“Tal vez mi destino sea eternamente ser contable, y la poesía o la literatura una mariposa que, parándoseme en la cabeza, me torne tanto más ridículo cuanto mayor sea su propia belleza”. Fernando Pessoa
jueves, 11 de marzo de 2010
La Ratita.
Había una vez en un país no tan lejano, al sur del norte y al este del oeste, una limpia ratita chiquitita y curiosita que habitaba en una cloaca de barrio.
Un día decidió, harta de morar en la oscuridad, subir a la superficie a ver el Sol, la Luna, el mar, la luz, las estrellas, los animalitos y las plantas. Así fue que tomó el ascensor de la octava cañería y pulsó el botón de “primera planta”.
Cuán grande fue su sorpresa al contemplar, tras abrirse la puerta e impactar sobre sus débiles ojitos la luz crepuscular, el mundo luminoso que se le ofrecía. Se encontraba en la Avenida de los Españoles, en pleno centro de la ciudad.
Tras permanecer unos instantes estática en el interior del ascensor contemplando las primeras imágenes que llegaban a su retina, optó por adentrarse en el caos que se abría a sus sentidos. Tal fue el despiste de sus primeros pasos que a punto estuvo de ser atropellada por un camión de reparto de “mala leche” que le pasó rozando el hocico.
Caminaba cautelosamente por la calle, observando detenidamente todo lo que a su paso encontraba, latas de cerveza, colillas, papeles, restos de comida, zapatos de todas las formas y colores y demás inmundicias, alucinando ante tanta basura callejera.
Las personas en un primer momento la evitaban, pero un grupo de chavales intentó capturarla a base de pisotones y estacazos, fue su tercer sobresalto y tuvo que huir rápidamente y ocultarse entre los escombros de una cafetería americana en construcción.
Ahora tenía una idea más real del mundo de la superficie, se había dado cuenta del peligro que suponía merodear a plena luz entre los humanos y en un medio hostil para sus hábitos ratunos.
Después de recorrer unos jardines próximos y sufrir los improperios de dos perritos falderos que la acosaron, se introdujo por la boca del metro de la calle de la Pureza.
¡Ah!, suspiró, esto es otra cosa, este espacio es más familiar, parece una alcantarilla enorme con seres parecidos a mis amigas las ratas.

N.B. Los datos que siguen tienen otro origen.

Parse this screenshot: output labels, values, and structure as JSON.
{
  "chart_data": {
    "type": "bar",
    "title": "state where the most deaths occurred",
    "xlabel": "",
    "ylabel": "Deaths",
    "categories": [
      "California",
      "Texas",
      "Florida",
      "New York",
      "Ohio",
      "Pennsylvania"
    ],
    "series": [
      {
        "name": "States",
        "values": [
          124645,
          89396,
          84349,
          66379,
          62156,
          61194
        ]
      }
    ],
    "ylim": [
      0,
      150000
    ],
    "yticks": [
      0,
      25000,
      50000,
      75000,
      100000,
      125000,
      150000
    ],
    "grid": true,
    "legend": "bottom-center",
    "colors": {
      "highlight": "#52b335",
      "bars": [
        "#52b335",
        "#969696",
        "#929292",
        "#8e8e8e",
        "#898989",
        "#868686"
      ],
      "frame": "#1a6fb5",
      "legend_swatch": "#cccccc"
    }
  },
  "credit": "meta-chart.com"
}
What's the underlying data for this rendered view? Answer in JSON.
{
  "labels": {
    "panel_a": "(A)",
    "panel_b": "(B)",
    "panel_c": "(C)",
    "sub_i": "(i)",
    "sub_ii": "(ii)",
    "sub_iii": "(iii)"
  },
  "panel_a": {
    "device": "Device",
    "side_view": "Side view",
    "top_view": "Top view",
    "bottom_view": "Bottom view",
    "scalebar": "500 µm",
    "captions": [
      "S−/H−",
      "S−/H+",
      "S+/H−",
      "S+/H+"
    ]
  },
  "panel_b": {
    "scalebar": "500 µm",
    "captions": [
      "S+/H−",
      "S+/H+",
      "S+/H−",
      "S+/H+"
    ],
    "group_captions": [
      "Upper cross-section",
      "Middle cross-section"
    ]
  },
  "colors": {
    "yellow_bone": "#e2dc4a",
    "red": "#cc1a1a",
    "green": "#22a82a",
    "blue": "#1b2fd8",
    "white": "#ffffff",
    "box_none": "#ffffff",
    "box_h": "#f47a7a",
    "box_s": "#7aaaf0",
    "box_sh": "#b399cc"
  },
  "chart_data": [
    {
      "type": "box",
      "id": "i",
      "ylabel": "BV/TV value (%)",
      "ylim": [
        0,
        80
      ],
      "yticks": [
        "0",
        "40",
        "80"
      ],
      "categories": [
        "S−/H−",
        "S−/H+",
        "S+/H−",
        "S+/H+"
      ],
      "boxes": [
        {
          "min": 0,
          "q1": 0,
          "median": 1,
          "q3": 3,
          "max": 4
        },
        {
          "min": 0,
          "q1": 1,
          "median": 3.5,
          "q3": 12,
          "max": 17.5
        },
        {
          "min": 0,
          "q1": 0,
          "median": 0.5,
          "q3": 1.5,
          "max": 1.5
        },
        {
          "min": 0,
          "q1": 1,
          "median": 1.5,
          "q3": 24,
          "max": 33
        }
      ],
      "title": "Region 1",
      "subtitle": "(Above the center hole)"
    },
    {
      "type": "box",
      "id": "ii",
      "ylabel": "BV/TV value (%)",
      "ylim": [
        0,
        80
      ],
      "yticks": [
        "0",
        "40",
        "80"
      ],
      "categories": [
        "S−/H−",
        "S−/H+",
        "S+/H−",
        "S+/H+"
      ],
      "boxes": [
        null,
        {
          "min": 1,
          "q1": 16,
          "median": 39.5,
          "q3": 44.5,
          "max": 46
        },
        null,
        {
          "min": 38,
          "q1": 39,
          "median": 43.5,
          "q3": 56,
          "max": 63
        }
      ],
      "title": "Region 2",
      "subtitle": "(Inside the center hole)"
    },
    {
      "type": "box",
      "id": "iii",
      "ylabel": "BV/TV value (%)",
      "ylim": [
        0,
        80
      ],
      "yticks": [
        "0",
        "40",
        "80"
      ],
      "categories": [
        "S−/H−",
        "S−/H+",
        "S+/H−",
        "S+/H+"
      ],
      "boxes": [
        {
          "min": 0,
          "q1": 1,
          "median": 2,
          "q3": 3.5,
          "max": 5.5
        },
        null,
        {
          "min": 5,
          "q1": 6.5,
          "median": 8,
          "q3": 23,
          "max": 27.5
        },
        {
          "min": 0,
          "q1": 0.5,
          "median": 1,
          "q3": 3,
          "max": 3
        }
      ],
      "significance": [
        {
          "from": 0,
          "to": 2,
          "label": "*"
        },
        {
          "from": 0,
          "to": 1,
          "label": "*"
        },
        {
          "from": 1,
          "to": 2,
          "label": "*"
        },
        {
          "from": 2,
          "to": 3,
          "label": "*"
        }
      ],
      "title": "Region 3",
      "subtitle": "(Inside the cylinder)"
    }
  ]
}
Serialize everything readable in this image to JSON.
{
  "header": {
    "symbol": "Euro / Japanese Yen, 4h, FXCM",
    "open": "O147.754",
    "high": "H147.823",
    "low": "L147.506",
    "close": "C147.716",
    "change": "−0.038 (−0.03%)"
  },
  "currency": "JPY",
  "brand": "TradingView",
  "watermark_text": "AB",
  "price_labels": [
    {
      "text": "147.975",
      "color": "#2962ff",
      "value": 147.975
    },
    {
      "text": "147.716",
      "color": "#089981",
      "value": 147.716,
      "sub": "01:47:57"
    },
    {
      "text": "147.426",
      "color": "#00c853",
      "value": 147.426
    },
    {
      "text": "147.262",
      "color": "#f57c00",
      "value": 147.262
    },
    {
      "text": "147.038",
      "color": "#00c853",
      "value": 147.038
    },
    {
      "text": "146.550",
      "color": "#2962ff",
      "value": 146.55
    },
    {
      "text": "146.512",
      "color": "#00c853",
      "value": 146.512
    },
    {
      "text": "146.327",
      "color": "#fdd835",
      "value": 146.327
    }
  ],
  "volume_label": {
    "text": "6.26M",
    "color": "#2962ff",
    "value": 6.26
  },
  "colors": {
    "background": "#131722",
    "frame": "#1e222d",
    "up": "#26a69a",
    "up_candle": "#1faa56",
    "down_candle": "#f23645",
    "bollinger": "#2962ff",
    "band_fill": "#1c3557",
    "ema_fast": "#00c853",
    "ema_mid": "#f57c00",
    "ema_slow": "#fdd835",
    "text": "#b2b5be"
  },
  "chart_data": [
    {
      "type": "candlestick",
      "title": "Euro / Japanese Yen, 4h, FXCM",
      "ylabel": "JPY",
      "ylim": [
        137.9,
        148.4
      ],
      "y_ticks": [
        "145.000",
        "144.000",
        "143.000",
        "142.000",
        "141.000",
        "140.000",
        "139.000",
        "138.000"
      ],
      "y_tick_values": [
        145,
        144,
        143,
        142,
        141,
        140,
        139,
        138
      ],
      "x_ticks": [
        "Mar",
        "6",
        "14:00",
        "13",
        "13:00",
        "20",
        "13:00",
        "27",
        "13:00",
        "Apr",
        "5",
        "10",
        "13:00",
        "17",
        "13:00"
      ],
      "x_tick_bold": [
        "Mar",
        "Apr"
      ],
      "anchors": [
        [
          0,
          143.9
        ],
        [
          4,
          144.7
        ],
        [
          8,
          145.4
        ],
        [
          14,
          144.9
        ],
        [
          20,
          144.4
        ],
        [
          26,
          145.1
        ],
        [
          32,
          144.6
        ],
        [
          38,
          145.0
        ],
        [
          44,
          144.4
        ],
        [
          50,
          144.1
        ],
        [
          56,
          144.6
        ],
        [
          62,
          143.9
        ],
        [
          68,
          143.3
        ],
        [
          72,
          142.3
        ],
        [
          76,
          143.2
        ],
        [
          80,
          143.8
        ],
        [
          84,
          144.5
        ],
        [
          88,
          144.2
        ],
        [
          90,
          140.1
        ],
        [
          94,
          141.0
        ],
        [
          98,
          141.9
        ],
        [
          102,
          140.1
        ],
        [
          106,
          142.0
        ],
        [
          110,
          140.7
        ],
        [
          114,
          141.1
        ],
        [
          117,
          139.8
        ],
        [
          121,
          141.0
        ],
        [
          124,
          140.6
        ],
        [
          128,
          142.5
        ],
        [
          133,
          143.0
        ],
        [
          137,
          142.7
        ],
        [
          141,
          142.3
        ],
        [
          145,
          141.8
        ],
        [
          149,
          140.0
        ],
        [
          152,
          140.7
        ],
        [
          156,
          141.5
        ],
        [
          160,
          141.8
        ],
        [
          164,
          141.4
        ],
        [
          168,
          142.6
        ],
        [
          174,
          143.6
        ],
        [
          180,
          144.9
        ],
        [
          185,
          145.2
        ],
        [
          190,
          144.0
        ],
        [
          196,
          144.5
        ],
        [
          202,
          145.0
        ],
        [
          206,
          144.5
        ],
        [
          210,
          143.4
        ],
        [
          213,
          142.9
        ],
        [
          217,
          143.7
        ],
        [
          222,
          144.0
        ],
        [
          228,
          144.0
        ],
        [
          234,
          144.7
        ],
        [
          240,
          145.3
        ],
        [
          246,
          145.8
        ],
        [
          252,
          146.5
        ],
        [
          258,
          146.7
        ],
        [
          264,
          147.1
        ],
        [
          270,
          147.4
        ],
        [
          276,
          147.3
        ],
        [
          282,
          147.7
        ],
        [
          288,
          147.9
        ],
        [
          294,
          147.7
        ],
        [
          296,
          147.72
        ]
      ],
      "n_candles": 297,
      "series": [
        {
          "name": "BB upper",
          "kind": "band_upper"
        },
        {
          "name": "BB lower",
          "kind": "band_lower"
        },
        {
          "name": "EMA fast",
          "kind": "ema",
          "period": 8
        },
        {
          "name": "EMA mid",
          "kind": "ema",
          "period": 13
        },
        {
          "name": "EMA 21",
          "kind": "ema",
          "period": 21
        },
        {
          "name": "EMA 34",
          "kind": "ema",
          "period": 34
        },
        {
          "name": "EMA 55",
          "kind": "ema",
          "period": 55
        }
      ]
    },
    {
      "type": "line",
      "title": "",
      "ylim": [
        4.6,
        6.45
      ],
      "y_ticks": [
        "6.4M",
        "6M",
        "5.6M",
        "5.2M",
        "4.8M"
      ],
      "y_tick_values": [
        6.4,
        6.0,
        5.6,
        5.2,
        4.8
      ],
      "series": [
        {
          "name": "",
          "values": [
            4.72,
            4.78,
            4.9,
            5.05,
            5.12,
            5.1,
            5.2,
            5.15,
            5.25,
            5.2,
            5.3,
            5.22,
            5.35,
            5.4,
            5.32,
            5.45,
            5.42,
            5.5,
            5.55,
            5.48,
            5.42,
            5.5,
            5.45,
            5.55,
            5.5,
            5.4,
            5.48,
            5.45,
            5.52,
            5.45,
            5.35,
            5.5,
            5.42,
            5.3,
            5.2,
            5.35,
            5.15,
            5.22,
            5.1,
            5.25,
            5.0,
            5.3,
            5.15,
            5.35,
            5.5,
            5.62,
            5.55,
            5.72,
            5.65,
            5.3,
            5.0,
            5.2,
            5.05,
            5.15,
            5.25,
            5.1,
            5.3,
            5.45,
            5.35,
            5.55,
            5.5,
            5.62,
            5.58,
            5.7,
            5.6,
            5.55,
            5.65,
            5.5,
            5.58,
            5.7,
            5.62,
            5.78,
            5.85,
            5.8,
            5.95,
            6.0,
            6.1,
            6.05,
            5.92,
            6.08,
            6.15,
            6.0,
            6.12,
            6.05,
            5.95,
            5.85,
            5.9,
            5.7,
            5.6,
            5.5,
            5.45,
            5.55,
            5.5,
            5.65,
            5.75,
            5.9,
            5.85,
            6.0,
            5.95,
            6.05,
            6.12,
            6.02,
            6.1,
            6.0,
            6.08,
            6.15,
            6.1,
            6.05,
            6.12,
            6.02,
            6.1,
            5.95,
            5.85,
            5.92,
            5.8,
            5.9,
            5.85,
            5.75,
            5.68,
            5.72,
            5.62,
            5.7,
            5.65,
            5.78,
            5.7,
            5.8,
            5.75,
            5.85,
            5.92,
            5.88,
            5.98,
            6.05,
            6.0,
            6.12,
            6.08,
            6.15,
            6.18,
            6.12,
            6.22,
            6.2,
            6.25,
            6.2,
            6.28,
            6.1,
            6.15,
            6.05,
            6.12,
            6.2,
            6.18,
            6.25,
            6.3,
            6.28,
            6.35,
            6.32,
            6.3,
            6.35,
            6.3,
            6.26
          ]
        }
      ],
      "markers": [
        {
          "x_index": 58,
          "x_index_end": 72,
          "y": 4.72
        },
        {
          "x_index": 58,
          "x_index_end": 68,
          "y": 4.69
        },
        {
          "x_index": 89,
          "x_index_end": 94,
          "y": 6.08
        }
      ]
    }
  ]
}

A punto estuvo, una vez más, de no contarlo cuando uno de los trenes le pasó por encima, suerte que permaneció inmóvil y no corrió hacía los raíles de la vía.
Llevaba una hora en la superficie y estaba harta de tanta sorpresa, ahora añoraba la vida tranquila y apacible de su anterior morada; recordaba la oscuridad y el silencio en contraste con el mundo bullicioso que la acogía en estos momentos, además el ambiente era nocivo para su salud, la atmósfera estaba llena de humos irrespirables, las luces continuas y destellantes irritaban sus delicados ojitos, los ruidos ensordecedores del tráfico rodado y de las herramientas de los obreros martilleaban una y otra vez sus tímpanos aterciopelados. Si, había desechos en las calles, plazas y jardines, como en su cloaca, pero no podía utilizarla ante el acoso de las personas y sus animales domésticos que no paraban de excretar en cualquier parte.
Ya estaba hasta los bigotes de ese mundo de la luz, del mundo de “arriba”, no soportaba tanto desmadre y confiaba en encontrar el camino que le devolviera a su hábitat.
Y el descenso fue casual e irremediable al caer por una boca de alcantarilla tras ser perseguida estrepitosamente por un gato feo y asqueroso que a punto estuvo de atraparla.
La pesadilla ya había pasado, ahora se encontraba en su cloaca querida y no volvería a subir al mundo de los humanos, había quedado colmada su curiosidad. Contaría su experiencia en el colegio para que sirviera de orientación a posibles ratitas que tuvieran los mismos sueños que ella vivió y sufrió en su lindo cuerpecito.